Yokoyama lost three members of his family in the March 2011 tsunami, and is now living in temporary housing in Miyagi prefecture state.

The motorcycle is among the first items lost in the tsunami to reach the west coast of North America. In March, an Alaskan man found a football and later a volleyball from Japan; their owners were located last week using names that had been inscribed on the bal‌ls.

Canadian Peter Mark, who found the bike and its container, told Fuji that he "couldn’t believe that something like that would make it across the Pacific." The report said he found it on 18 April on Graham Island, off the coast of British Columbia.

The motorcycle had a lot of corrosion and a lot of rust, said Mark.

When he saw the Japanese number plate, Mark wondered if it might have drifted from Japan after the tsunami, and contacted a local TV station.

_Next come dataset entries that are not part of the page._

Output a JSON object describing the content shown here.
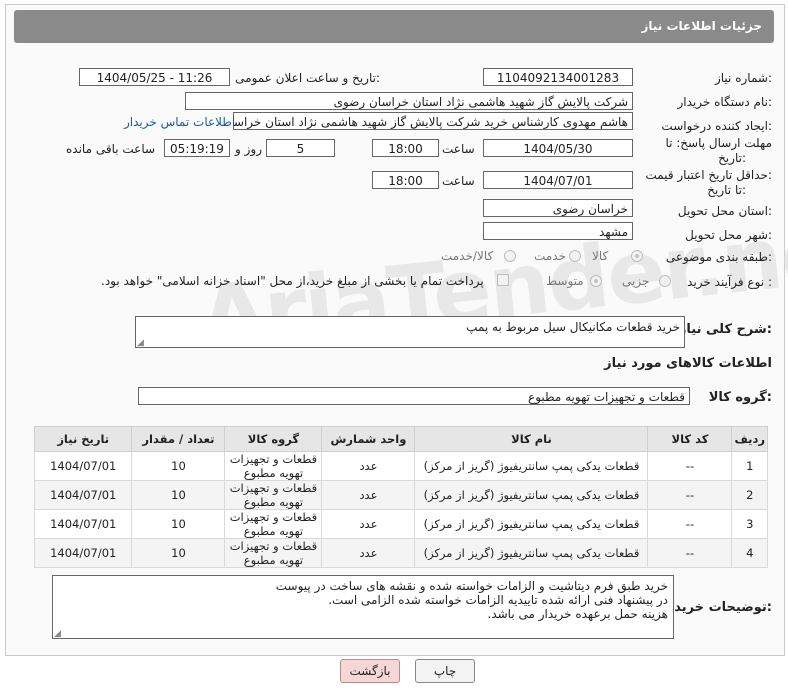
{
  "header": {
    "title": "جزئیات اطلاعات نیاز"
  },
  "watermark": "AriaTender.net",
  "fields": {
    "need_number_label": "شماره نیاز:",
    "need_number": "1104092134001283",
    "announce_label": "تاریخ و ساعت اعلان عمومی:",
    "announce_value": "1404/05/25 - 11:26",
    "buyer_org_label": "نام دستگاه خریدار:",
    "buyer_org": "شرکت پالایش گاز شهید هاشمی نژاد   استان خراسان رضوی",
    "creator_label": "ایجاد کننده درخواست:",
    "creator": "هاشم مهدوی کارشناس خرید شرکت پالایش گاز شهید هاشمی نژاد   استان خراسان رضوی",
    "contact_link": "اطلاعات تماس خریدار",
    "deadline_label_1": "مهلت ارسال پاسخ: تا",
    "deadline_label_2": "تاریخ:",
    "deadline_date": "1404/05/30",
    "time_label": "ساعت",
    "deadline_time": "18:00",
    "days_value": "5",
    "days_label": "روز و",
    "remaining_time": "05:19:19",
    "remaining_label": "ساعت باقی مانده",
    "validity_label_1": "حداقل تاریخ اعتبار قیمت:",
    "validity_label_2": "تا تاریخ:",
    "validity_date": "1404/07/01",
    "validity_time": "18:00",
    "province_label": "استان محل تحویل:",
    "province": "خراسان رضوی",
    "city_label": "شهر محل تحویل:",
    "city": "مشهد",
    "category_label": "طبقه بندی موضوعی:",
    "category_options": [
      "کالا",
      "خدمت",
      "کالا/خدمت"
    ],
    "process_label": "نوع فرآیند خرید :",
    "process_options": [
      "جزیی",
      "متوسط"
    ],
    "payment_note": "پرداخت تمام یا بخشی از مبلغ خرید،از محل \"اسناد خزانه اسلامی\" خواهد بود."
  },
  "general_desc": {
    "label": "شرح کلی نیاز:",
    "value": "خرید قطعات مکانیکال سیل مربوط به پمپ"
  },
  "goods": {
    "section_title": "اطلاعات کالاهای مورد نیاز",
    "group_label": "گروه کالا:",
    "group_value": "قطعات و تجهیزات تهویه مطبوع",
    "columns": [
      "ردیف",
      "کد کالا",
      "نام کالا",
      "واحد شمارش",
      "گروه کالا",
      "تعداد / مقدار",
      "تاریخ نیاز"
    ],
    "rows": [
      [
        "1",
        "--",
        "قطعات یدکی پمپ سانتریفیوژ (گریز از مرکز)",
        "عدد",
        "قطعات و تجهیزات تهویه مطبوع",
        "10",
        "1404/07/01"
      ],
      [
        "2",
        "--",
        "قطعات یدکی پمپ سانتریفیوژ (گریز از مرکز)",
        "عدد",
        "قطعات و تجهیزات تهویه مطبوع",
        "10",
        "1404/07/01"
      ],
      [
        "3",
        "--",
        "قطعات یدکی پمپ سانتریفیوژ (گریز از مرکز)",
        "عدد",
        "قطعات و تجهیزات تهویه مطبوع",
        "10",
        "1404/07/01"
      ],
      [
        "4",
        "--",
        "قطعات یدکی پمپ سانتریفیوژ (گریز از مرکز)",
        "عدد",
        "قطعات و تجهیزات تهویه مطبوع",
        "10",
        "1404/07/01"
      ]
    ]
  },
  "buyer_notes": {
    "label": "توضیحات خریدار:",
    "lines": [
      "خرید طبق فرم دیتاشیت و الزامات خواسته شده و نقشه های ساخت در پیوست",
      "در پیشنهاد فنی ارائه شده تاییدیه الزامات خواسته شده الزامی است.",
      "هزینه حمل برعهده خریدار می باشد."
    ]
  },
  "buttons": {
    "print": "چاپ",
    "back": "بازگشت"
  }
}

The Fuji report said the motorcycle would be shipped back to Japan, and that the shop that sold it to Yokoyama would help with paperwork and storage.

Debris from the tsunami initially gathered in the ocean off Japan’s north-eastern coast and has since spread out across the Pacific. In February, the National Oceanic and Atmospheric Administration said currents would carry much of the debris to the coasts of Alaska, Canada, Washington and Oregon between March 2013 and 2014, though they correctly predicted that some of it could arrive this year.

Last month, a US Coastguard cutter fired on and sank a fishing boat in the Gulf of Alaska that had drifted from Japan after the disaster. Authorities had deemed the ship a hazard to shipping and to the coastline.